No campo da governança, o estágio probatório deixa de ser um simples requisito temporal e passa a configurar-se como um processo administrativo formal, com critérios objetivos, metas e indicadores preestabelecidos.
A estabilidade, por sua vez, deixa de ser adquirida automaticamente e passa a depender de decisão expressamente fundamentada. As avaliações periódicas de desempenho tornam-se obrigatórias e passam a condicionar progressões, promoções, designações para cargos de confiança e o pagamento de bônus de resultado, vinculando de maneira mais direta a evolução do servidor ao cumprimento de metas institucionais.
Em relação às carreiras, a PEC estabelece a obrigatoriedade de 20 níveis de progressão, com interstício mínimo de um ano entre cada avanço, e fixa o vencimento inicial em até 50% da remuneração final da carreira, salvo quando essa não ultrapassar quatro salários mínimos.

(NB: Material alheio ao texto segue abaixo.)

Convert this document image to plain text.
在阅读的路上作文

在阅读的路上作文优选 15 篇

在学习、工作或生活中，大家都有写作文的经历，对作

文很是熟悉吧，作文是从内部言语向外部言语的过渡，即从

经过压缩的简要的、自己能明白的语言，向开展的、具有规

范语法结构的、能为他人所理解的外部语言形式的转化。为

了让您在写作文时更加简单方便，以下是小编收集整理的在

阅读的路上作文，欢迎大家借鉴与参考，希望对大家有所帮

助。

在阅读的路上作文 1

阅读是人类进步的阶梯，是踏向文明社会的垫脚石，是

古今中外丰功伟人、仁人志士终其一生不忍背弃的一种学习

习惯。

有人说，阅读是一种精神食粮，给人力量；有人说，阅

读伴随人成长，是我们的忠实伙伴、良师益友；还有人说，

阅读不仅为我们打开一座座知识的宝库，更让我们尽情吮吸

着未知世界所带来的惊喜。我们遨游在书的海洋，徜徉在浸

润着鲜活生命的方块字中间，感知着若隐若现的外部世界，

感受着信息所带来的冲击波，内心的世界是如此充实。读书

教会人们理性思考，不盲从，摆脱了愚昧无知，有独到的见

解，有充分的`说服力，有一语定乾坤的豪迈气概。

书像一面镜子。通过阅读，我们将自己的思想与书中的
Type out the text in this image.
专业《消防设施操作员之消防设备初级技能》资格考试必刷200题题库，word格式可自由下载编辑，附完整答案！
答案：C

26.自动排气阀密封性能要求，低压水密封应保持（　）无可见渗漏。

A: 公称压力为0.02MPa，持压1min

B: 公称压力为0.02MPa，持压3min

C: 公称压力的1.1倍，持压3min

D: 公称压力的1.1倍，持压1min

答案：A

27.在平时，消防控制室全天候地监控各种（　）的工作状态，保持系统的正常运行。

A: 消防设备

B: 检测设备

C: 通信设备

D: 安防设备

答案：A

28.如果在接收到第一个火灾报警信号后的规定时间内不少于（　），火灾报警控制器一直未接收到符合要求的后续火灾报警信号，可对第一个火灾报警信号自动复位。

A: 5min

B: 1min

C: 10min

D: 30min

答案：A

A medida busca conter o fenômeno conhecido como "carreira meteórica", em que o servidor rapidamente atinge os patamares mais altos da remuneração. Também se prevê a criação dos concursos a termo, modalidade que permite a investidura temporária em cargos efetivos por até 10 anos, limitada a 5% do quadro, aproximando-se de um regime híbrido entre estabilidade tradicional e contratos temporários. Ademais, a União poderá centralizar concursos, aproveitando cadastros de aprovados em estados e municípios, o que reforça a padronização do sistema.
No tocante às remunerações e benefícios, a proposta elimina ou restringe práticas historicamente consideradas privilégios. Ficam vedadas férias superiores a 30 dias, salvo exceções pontuais para docentes e profissionais de saúde, extingue-se a aposentadoria compulsória como sanção disciplinar de magistrados e membros do Ministério Público, substituindo-a pela perda do cargo, e são abolidos adicionais por tempo de serviço e licenças-prêmio.
Pagamentos retroativos somente poderão ocorrer mediante decisão judicial transitada em julgado, e não será mais possível converter férias e licenças não usufruídas em indenizações. Auxílios como alimentação, saúde e transporte ficam limitados a 10% da remuneração de servidores que já recebem 90% ou mais do teto constitucional. Outro ponto de impacto é a destinação dos honorários de sucumbência, que passam a ser classificados como receitas públicas vinculadas ao financiamento da estrutura de representação judicial.
A reforma, portanto, altera de forma estrutural a lógica da administração pública, deslocando o eixo da progressão funcional do tempo de serviço para o desempenho aferível e restringindo práticas remuneratórias que inflavam a folha de pagamento. Busca uniformizar a política salarial e dar maior transparência e controle social às despesas com pessoal.
Entretanto, os riscos não são desprezíveis: vencimentos iniciais menos atrativos podem reduzir a competitividade das carreiras típicas de Estado, novos servidores enfrentarão maior precarização em razão de estágios probatórios mais rígidos e vínculos temporários em cargos efetivos, e será necessária regulamentação infraconstitucional detalhada para viabilizar a operacionalização de todo o novo modelo.
Trata-se, em síntese, de uma mudança paradigmática que tende a redefinir o futuro do serviço público brasileiro, mas que exigirá um amplo debate político, técnico e jurídico para equilibrar eficiência administrativa e garantias institucionais.